Following the Script
In addition to its recent acquisition, Court Square is in the midst of two other important projects Parent was anxious to share with BusinessWest.
Last year, the company teamed up with three other consulting firms to create the Clinical Research Consortium of Massachusetts (CRCM), a group of Bay State-based research-industry companies offering itself as a multi-pronged consultant group to foreign governments who want a bigger piece of the clinical-research business in Europe. The consortium’s first work is in the Lombardia region of Italy.

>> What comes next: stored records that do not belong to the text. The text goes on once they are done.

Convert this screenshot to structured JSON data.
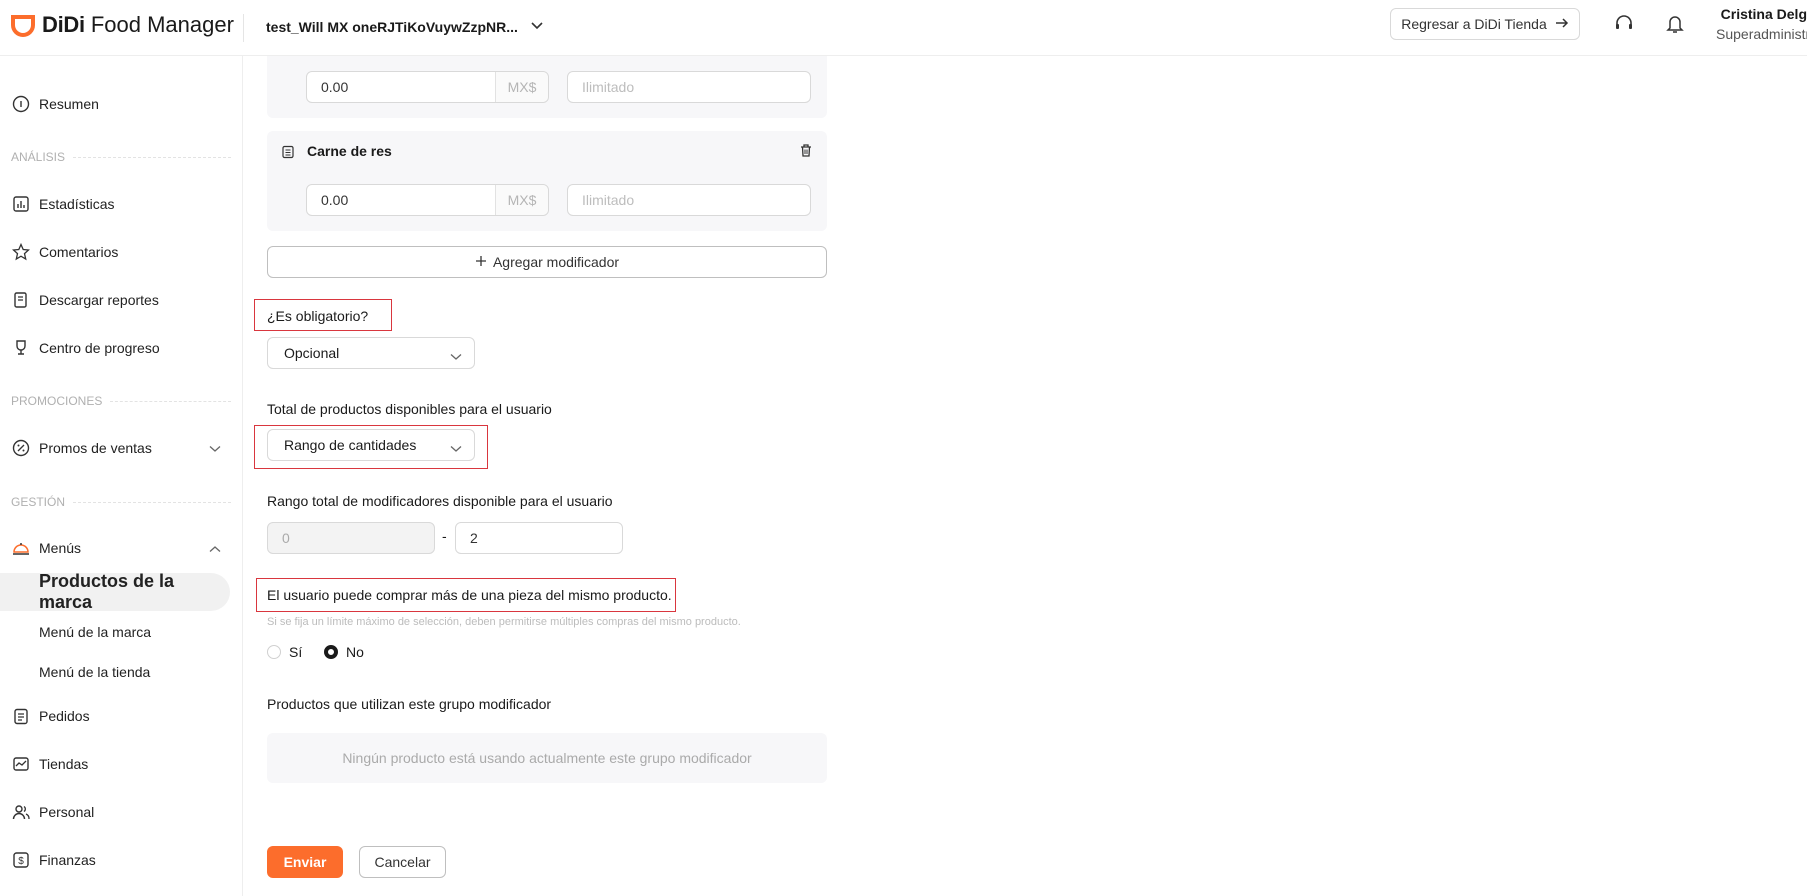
{
  "app": {
    "logo_brand": "DiDi",
    "logo_product": "Food Manager",
    "store_name": "test_Will MX oneRJTiKoVuywZzpNR...",
    "back_button": "Regresar a DiDi Tienda",
    "user_name": "Cristina Delg",
    "user_role": "Superadministr",
    "accent_color": "#fc6d2c"
  },
  "sidebar": {
    "resumen": "Resumen",
    "section_analisis": "ANÁLISIS",
    "estadisticas": "Estadísticas",
    "comentarios": "Comentarios",
    "descargar": "Descargar reportes",
    "progreso": "Centro de progreso",
    "section_promociones": "PROMOCIONES",
    "promos": "Promos de ventas",
    "section_gestion": "GESTIÓN",
    "menus": "Menús",
    "productos_marca": "Productos de la marca",
    "menu_marca": "Menú de la marca",
    "menu_tienda": "Menú de la tienda",
    "pedidos": "Pedidos",
    "tiendas": "Tiendas",
    "personal": "Personal",
    "finanzas": "Finanzas"
  },
  "form": {
    "modifier1_price": "0.00",
    "currency": "MX$",
    "limit_placeholder": "Ilimitado",
    "modifier2_name": "Carne de res",
    "modifier2_price": "0.00",
    "add_modifier": "Agregar modificador",
    "required_label": "¿Es obligatorio?",
    "required_value": "Opcional",
    "total_label": "Total de productos disponibles para el usuario",
    "total_value": "Rango de cantidades",
    "range_label": "Rango total de modificadores disponible para el usuario",
    "range_min": "0",
    "range_sep": "-",
    "range_max": "2",
    "multi_label": "El usuario puede comprar más de una pieza del mismo producto.",
    "multi_hint": "Si se fija un límite máximo de selección, deben permitirse múltiples compras del mismo producto.",
    "option_yes": "Sí",
    "option_no": "No",
    "selected_option": "No",
    "products_label": "Productos que utilizan este grupo modificador",
    "products_empty": "Ningún producto está usando actualmente este grupo modificador",
    "submit": "Enviar",
    "cancel": "Cancelar"
  }
}
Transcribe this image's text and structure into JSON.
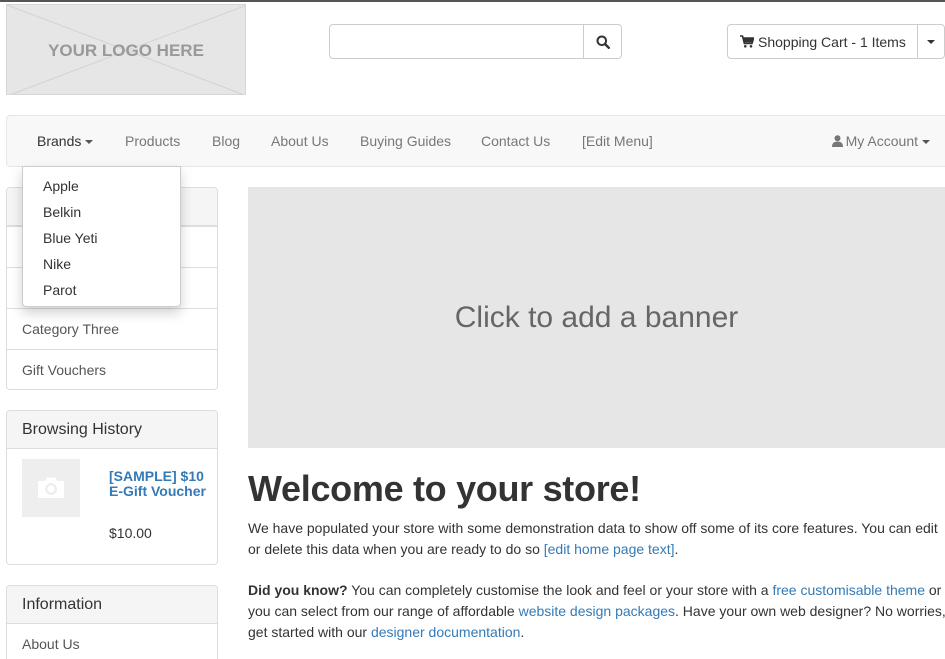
{
  "header": {
    "logo_text": "YOUR LOGO HERE",
    "search": {
      "placeholder": "",
      "value": "",
      "button_icon": "search-icon"
    },
    "cart": {
      "label": "Shopping Cart - 1 Items",
      "icon": "shopping-cart-icon"
    }
  },
  "nav": {
    "items": [
      "Brands",
      "Products",
      "Blog",
      "About Us",
      "Buying Guides",
      "Contact Us",
      "[Edit Menu]"
    ],
    "account_label": "My Account",
    "account_icon": "user-icon"
  },
  "brands_dropdown": {
    "items": [
      "Apple",
      "Belkin",
      "Blue Yeti",
      "Nike",
      "Parot"
    ]
  },
  "categories": {
    "items": [
      "Category Three",
      "Gift Vouchers"
    ]
  },
  "browsing_history": {
    "title": "Browsing History",
    "item": {
      "name": "[SAMPLE] $10 E-Gift Voucher",
      "price": "$10.00"
    }
  },
  "information": {
    "title": "Information",
    "items": [
      "About Us"
    ]
  },
  "main": {
    "banner_text": "Click to add a banner",
    "welcome_title": "Welcome to your store!",
    "intro_text": "We have populated your store with some demonstration data to show off some of its core features. You can edit or delete this data when you are ready to do so",
    "edit_link": "[edit home page text]",
    "intro_end": ".",
    "dyk_label": "Did you know?",
    "dyk_text1": " You can completely customise the look and feel or your store with a ",
    "dyk_link1": "free customisable theme",
    "dyk_text2": " or you can select from our range of affordable ",
    "dyk_link2": "website design packages",
    "dyk_text3": ". Have your own web designer? No worries, get started with our ",
    "dyk_link3": "designer documentation",
    "dyk_text4": "."
  },
  "colors": {
    "link": "#337ab7",
    "panel_head": "#f5f5f5",
    "banner": "#e6e6e6"
  }
}
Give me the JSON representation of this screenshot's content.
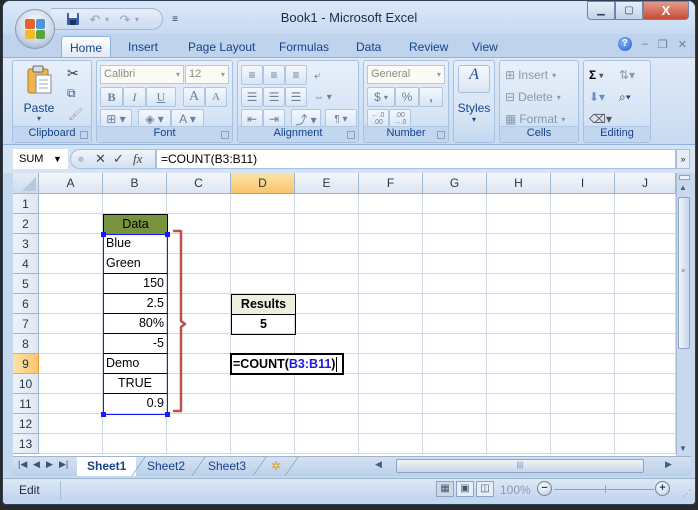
{
  "window": {
    "title": "Book1 - Microsoft Excel",
    "controls": {
      "minimize": "—",
      "restore": "▢",
      "close": "X"
    }
  },
  "quick_access": {
    "save_icon": "save-icon",
    "undo_icon": "undo-icon",
    "redo_icon": "redo-icon",
    "customize_icon": "customize-icon"
  },
  "ribbon_tabs": [
    "Home",
    "Insert",
    "Page Layout",
    "Formulas",
    "Data",
    "Review",
    "View"
  ],
  "active_ribbon_tab": "Home",
  "ribbon": {
    "clipboard": {
      "label": "Clipboard",
      "paste": "Paste"
    },
    "font": {
      "label": "Font",
      "font_name": "Calibri",
      "font_size": "12",
      "bold": "B",
      "italic": "I",
      "underline": "U",
      "grow": "A",
      "shrink": "A"
    },
    "alignment": {
      "label": "Alignment"
    },
    "number": {
      "label": "Number",
      "format": "General",
      "currency": "$",
      "percent": "%",
      "comma": ",",
      "inc_decimal": "←.0\n.00",
      "dec_decimal": ".00\n→.0"
    },
    "styles": {
      "label": "Styles"
    },
    "cells": {
      "label": "Cells",
      "insert": "Insert",
      "delete": "Delete",
      "format": "Format"
    },
    "editing": {
      "label": "Editing",
      "sum": "Σ"
    }
  },
  "formula_bar": {
    "name_box": "SUM",
    "formula": "=COUNT(B3:B11)",
    "fx": "fx"
  },
  "columns": [
    "A",
    "B",
    "C",
    "D",
    "E",
    "F",
    "G",
    "H",
    "I",
    "J"
  ],
  "selected_column": "D",
  "rows": [
    "1",
    "2",
    "3",
    "4",
    "5",
    "6",
    "7",
    "8",
    "9",
    "10",
    "11",
    "12",
    "13"
  ],
  "selected_row": "9",
  "cells": {
    "B2": "Data",
    "B3": "Blue",
    "B4": "Green",
    "B5": "150",
    "B6": "2.5",
    "B7": "80%",
    "B8": "-5",
    "B9": "Demo",
    "B10": "TRUE",
    "B11": "0.9",
    "D6": "Results",
    "D7": "5"
  },
  "editing_cell": {
    "address": "D9",
    "prefix": "=COUNT(",
    "reference": "B3:B11",
    "suffix": ")"
  },
  "highlighted_range": "B3:B11",
  "colors": {
    "data_header_fill": "#77933C",
    "results_header_fill": "#EBF1DE",
    "range_highlight": "#1A1AFF",
    "bracket": "#C0504D",
    "selected_header": "#F8C66F"
  },
  "sheet_tabs": [
    "Sheet1",
    "Sheet2",
    "Sheet3"
  ],
  "active_sheet": "Sheet1",
  "status_bar": {
    "mode": "Edit",
    "zoom": "100%"
  }
}
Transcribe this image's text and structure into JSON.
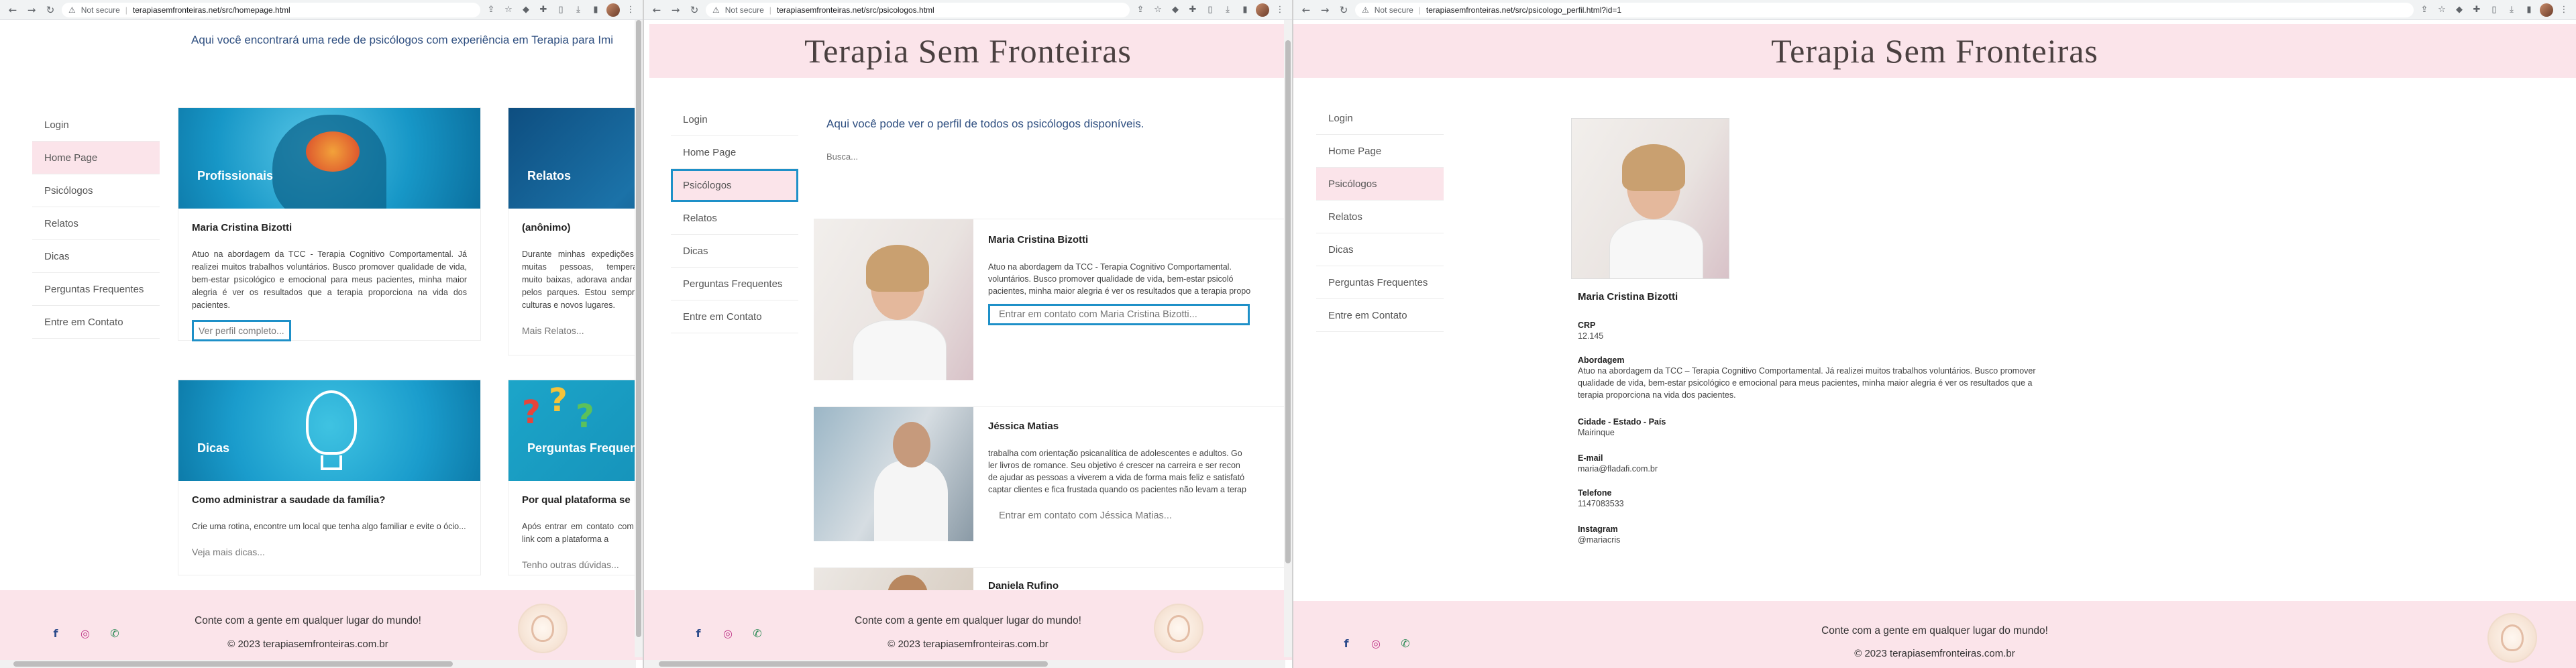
{
  "windows": [
    {
      "chrome": {
        "security": "Not secure",
        "url": "terapiasemfronteiras.net/src/homepage.html"
      },
      "subtitle": "Aqui você encontrará uma rede de psicólogos com experiência em Terapia para Imi",
      "sidebar": [
        "Login",
        "Home Page",
        "Psicólogos",
        "Relatos",
        "Dicas",
        "Perguntas Frequentes",
        "Entre em Contato"
      ],
      "cards": [
        {
          "img_label": "Profissionais",
          "title": "Maria Cristina Bizotti",
          "text": "Atuo na abordagem da TCC - Terapia Cognitivo Comportamental. Já realizei muitos trabalhos voluntários. Busco promover qualidade de vida, bem-estar psicológico e emocional para meus pacientes, minha maior alegria é ver os resultados que a terapia proporciona na vida dos pacientes.",
          "link": "Ver perfil completo..."
        },
        {
          "img_label": "Relatos",
          "title": "(anônimo)",
          "text": "Durante minhas expedições com muitas pessoas, temperaturas muito baixas, adorava andar à toa pelos parques. Estou sempre em culturas e novos lugares.",
          "link": "Mais Relatos..."
        },
        {
          "img_label": "Dicas",
          "title": "Como administrar a saudade da família?",
          "text": "Crie uma rotina, encontre um local que tenha algo familiar e evite o ócio...",
          "link": "Veja mais dicas..."
        },
        {
          "img_label": "Perguntas Frequentes",
          "title": "Por qual plataforma se",
          "text": "Após entrar em contato com um link com a plataforma a",
          "link": "Tenho outras dúvidas..."
        }
      ],
      "footer": {
        "text": "Conte com a gente em qualquer lugar do mundo!",
        "copyright": "© 2023 terapiasemfronteiras.com.br"
      }
    },
    {
      "chrome": {
        "security": "Not secure",
        "url": "terapiasemfronteiras.net/src/psicologos.html"
      },
      "site_title": "Terapia Sem Fronteiras",
      "sidebar": [
        "Login",
        "Home Page",
        "Psicólogos",
        "Relatos",
        "Dicas",
        "Perguntas Frequentes",
        "Entre em Contato"
      ],
      "intro": "Aqui você pode ver o perfil de todos os psicólogos disponíveis.",
      "search_placeholder": "Busca...",
      "psicologos": [
        {
          "name": "Maria Cristina Bizotti",
          "lines": [
            "Atuo na abordagem da TCC - Terapia Cognitivo Comportamental.",
            "voluntários. Busco promover qualidade de vida, bem-estar psicoló",
            "pacientes, minha maior alegria é ver os resultados que a terapia propo"
          ],
          "contact": "Entrar em contato com Maria Cristina Bizotti..."
        },
        {
          "name": "Jéssica Matias",
          "lines": [
            "trabalha com orientação psicanalítica de adolescentes e adultos. Go",
            "ler livros de romance. Seu objetivo é crescer na carreira e ser recon",
            "de ajudar as pessoas a viverem a vida de forma mais feliz e satisfató",
            "captar clientes e fica frustada quando os pacientes não levam a terap"
          ],
          "contact": "Entrar em contato com Jéssica Matias..."
        },
        {
          "name": "Daniela Rufino",
          "lines": [],
          "contact": ""
        }
      ],
      "footer": {
        "text": "Conte com a gente em qualquer lugar do mundo!",
        "copyright": "© 2023 terapiasemfronteiras.com.br"
      }
    },
    {
      "chrome": {
        "security": "Not secure",
        "url": "terapiasemfronteiras.net/src/psicologo_perfil.html?id=1"
      },
      "site_title": "Terapia Sem Fronteiras",
      "sidebar": [
        "Login",
        "Home Page",
        "Psicólogos",
        "Relatos",
        "Dicas",
        "Perguntas Frequentes",
        "Entre em Contato"
      ],
      "profile": {
        "name": "Maria Cristina Bizotti",
        "crp_label": "CRP",
        "crp": "12.145",
        "abordagem_label": "Abordagem",
        "abordagem_lines": [
          "Atuo na abordagem da TCC – Terapia Cognitivo Comportamental. Já realizei muitos trabalhos voluntários. Busco promover",
          "qualidade de vida, bem-estar psicológico e emocional para meus pacientes, minha maior alegria é ver os resultados que a",
          "terapia proporciona na vida dos pacientes."
        ],
        "cidade_label": "Cidade - Estado - País",
        "cidade": "Mairinque",
        "email_label": "E-mail",
        "email": "maria@fladafi.com.br",
        "telefone_label": "Telefone",
        "telefone": "1147083533",
        "instagram_label": "Instagram",
        "instagram": "@mariacris"
      },
      "footer": {
        "text": "Conte com a gente em qualquer lugar do mundo!",
        "copyright": "© 2023 terapiasemfronteiras.com.br"
      }
    }
  ],
  "colors": {
    "header_pink": "#fbe4ea",
    "focus_blue": "#1e90c8",
    "intro_blue": "#2f4f80"
  },
  "icons": {
    "back": "arrow-left-icon",
    "forward": "arrow-right-icon",
    "reload": "reload-icon",
    "warning": "warning-icon",
    "facebook": "facebook-icon",
    "instagram": "instagram-icon",
    "whatsapp": "whatsapp-icon"
  }
}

“We went to Milan and met with the minister of health and a number of clinical research organizations and put together a five-year plan that’s in front of them right now,” said Parent. “If they take it, we’ll have a great project in front of us that includes strategic consulting at first and eventually technical integration work.”
Court Square is also working with Tufts Medical Center to build a SharePoint portal for researchers. “This site brings together researchers from Tufts, Boston University, and Harvard,” said Parent, adding that 38 such collaboration sites exist nationally, and the ultimate plan is to create one common site that links together researchers from top biotech think-tanks across the country.
“I want scientists to concentrate on science,” Parent said. “And I want the systems they run to enable them to get their job done.”